Research and Clinical Trials

Heart Imaging Research

The Heart Center uses state-of-the-art imaging technology to support research that improves how we understand and treat childhood heart problems.

For example, we were the first to use 3-D echocardiography to measure and evaluate children’s aortas. Our researchers proved this is a more accurate way to measure the size of a child’s aorta. This helps doctors understand how well a child’s heart carries blood to the body and allows them to tailor treatment to a child’s needs.

Our research includes the following areas.

Helping Researchers Analyze New Treatments

Led by Dr. Brian Soriano, the Heart Center’s Core Lab helps researchers understand how new treatments affect heart function. The Core Lab is one of a handful of labs with the technology and expertise to analyze large numbers of ultrasounds, computed tomography (CT) scans and other images and evaluate what they reveal about heart function. The lab collects and analyzes these images for studies led by Seattle Children’s and by many other hospitals and institutions.

For example, the lab supports a study by Dr. Michael Portman that investigates a new medicine (drug trial) for patients with Kawasaki disease. The medicine could help keep those patients’ heart arteries open.
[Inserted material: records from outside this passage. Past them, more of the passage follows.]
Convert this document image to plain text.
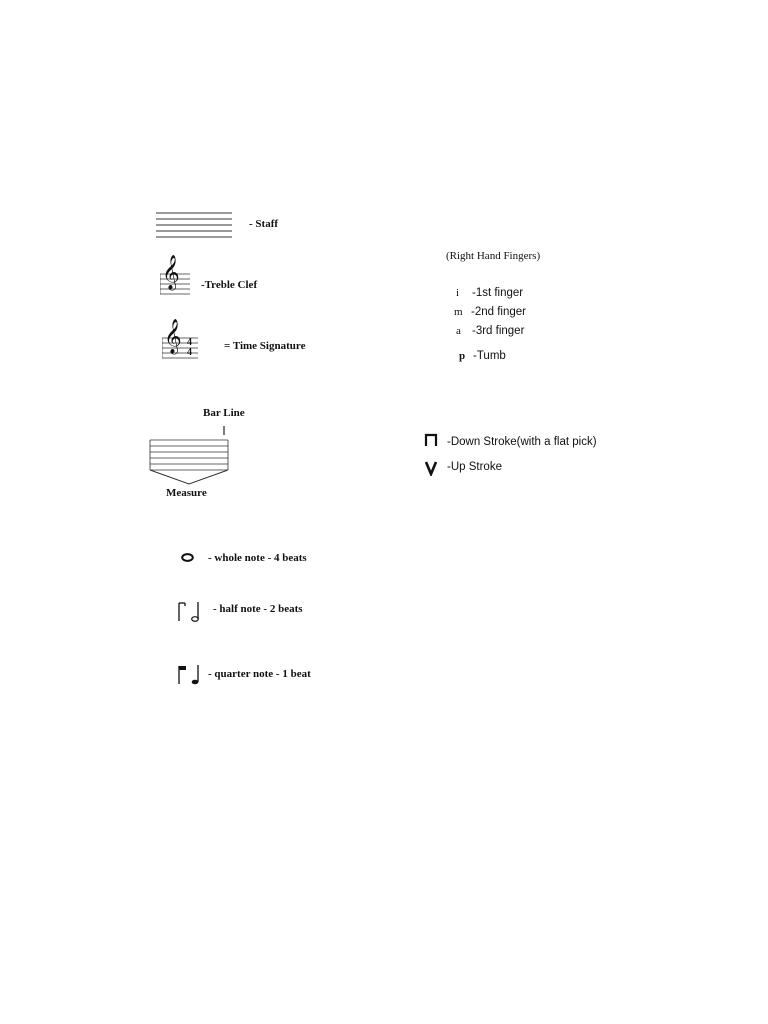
- Staff
𝄞 -Treble Clef
𝄞 4
4
= Time Signature
Bar Line
Measure
- whole note - 4 beats
- half note - 2 beats
- quarter note - 1 beat
(Right Hand Fingers)
i -1st finger
m -2nd finger
a -3rd finger
p -Tumb
-Down Stroke(with a flat pick)
-Up Stroke
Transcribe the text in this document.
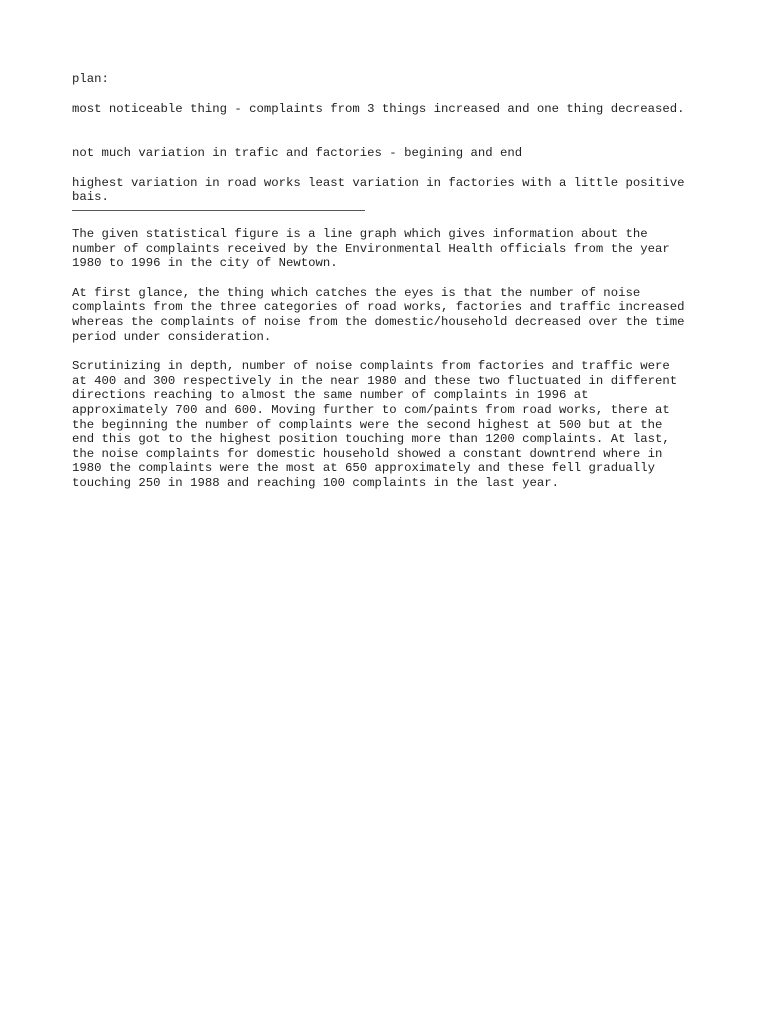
plan:

most noticeable thing - complaints from 3 things increased and one thing decreased.

not much variation in trafic and factories - begining and end

highest variation in road works least variation in factories with a little positive
bais.

The given statistical figure is a line graph which gives information about the
number of complaints received by the Environmental Health officials from the year
1980 to 1996 in the city of Newtown.

At first glance, the thing which catches the eyes is that the number of noise
complaints from the three categories of road works, factories and traffic increased
whereas the complaints of noise from the domestic/household decreased over the time
period under consideration.

Scrutinizing in depth, number of noise complaints from factories and traffic were
at 400 and 300 respectively in the near 1980 and these two fluctuated in different
directions reaching to almost the same number of complaints in 1996 at
approximately 700 and 600. Moving further to com/paints from road works, there at
the beginning the number of complaints were the second highest at 500 but at the
end this got to the highest position touching more than 1200 complaints. At last,
the noise complaints for domestic household showed a constant downtrend where in
1980 the complaints were the most at 650 approximately and these fell gradually
touching 250 in 1988 and reaching 100 complaints in the last year.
Patients who participate in the study get several echocardiograms. The Core Lab examines these images to see if there are any changes in the arteries. This helps show if the medicine is effective.
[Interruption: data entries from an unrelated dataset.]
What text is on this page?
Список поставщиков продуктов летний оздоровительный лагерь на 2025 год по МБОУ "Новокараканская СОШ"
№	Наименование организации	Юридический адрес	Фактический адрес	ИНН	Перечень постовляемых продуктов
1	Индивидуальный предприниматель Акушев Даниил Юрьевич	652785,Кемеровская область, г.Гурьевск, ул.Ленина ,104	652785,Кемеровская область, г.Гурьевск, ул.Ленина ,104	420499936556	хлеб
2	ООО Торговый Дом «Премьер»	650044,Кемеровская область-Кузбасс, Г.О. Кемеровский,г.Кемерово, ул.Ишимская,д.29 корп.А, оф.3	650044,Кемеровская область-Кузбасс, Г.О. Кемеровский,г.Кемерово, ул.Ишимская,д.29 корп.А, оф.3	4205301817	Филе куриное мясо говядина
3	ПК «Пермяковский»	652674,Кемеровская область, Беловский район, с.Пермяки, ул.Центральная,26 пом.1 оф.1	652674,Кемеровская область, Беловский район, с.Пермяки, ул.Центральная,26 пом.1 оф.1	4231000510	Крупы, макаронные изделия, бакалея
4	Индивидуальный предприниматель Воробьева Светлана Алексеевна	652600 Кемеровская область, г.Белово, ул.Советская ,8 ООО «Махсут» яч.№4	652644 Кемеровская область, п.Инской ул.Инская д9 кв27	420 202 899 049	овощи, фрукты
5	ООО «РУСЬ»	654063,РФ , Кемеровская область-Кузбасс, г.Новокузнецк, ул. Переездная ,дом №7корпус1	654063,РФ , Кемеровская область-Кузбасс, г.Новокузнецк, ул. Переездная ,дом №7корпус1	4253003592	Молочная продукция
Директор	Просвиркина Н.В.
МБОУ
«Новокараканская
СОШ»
Using Strain Imaging to Understand Heart Conditions

Our heart doctors use a new ultrasound process called strain imaging. It gives doctors a clearer, more detailed view of subtle changes in heart function. This technology helps us understand how heart problems and treatments affect the heart muscle. Our researchers use strain imaging to improve our understanding of hypoplastic left heart syndrometetralogy of Fallot and many other conditions.
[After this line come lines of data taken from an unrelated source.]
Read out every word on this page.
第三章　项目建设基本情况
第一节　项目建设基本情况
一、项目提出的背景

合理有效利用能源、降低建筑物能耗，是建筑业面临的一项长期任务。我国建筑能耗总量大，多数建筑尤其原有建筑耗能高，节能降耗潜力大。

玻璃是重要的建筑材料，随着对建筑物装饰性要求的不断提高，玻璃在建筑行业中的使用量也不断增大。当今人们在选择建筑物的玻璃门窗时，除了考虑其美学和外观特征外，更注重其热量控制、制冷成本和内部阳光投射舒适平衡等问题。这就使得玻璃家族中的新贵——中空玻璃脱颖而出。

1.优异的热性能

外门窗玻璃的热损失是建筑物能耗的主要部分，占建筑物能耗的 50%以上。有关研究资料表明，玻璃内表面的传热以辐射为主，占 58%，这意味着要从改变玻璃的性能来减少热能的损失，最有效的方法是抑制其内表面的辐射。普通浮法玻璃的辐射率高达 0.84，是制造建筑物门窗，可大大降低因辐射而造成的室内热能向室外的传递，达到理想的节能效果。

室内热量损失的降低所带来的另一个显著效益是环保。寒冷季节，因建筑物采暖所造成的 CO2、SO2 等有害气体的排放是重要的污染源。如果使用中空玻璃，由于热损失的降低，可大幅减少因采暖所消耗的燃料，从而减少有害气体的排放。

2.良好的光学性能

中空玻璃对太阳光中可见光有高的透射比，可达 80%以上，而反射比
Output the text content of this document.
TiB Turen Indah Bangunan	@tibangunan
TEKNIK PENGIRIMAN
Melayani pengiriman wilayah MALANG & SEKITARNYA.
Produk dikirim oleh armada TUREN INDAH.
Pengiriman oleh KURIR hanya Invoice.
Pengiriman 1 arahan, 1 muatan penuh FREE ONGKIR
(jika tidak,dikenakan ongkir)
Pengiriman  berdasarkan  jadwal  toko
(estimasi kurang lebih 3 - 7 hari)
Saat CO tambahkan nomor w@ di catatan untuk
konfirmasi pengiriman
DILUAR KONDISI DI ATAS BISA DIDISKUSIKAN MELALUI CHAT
Defining What a Typical Heart Looks Like

Seattle Children’s is one of a select group of hospitals and research centers participating in the Pediatric Heart Network (PHN), which studies childhood heart problems. One of the PHN’s projects aims to define and quantify what a typical heart looks like. This is difficult because hearts come in many different shapes and sizes. Pinpointing a typical range of heart shape, size and function will give doctors a baseline that makes it easier to know when a child’s heart is truly unusual. This could improve how doctors diagnose and treat heart conditions.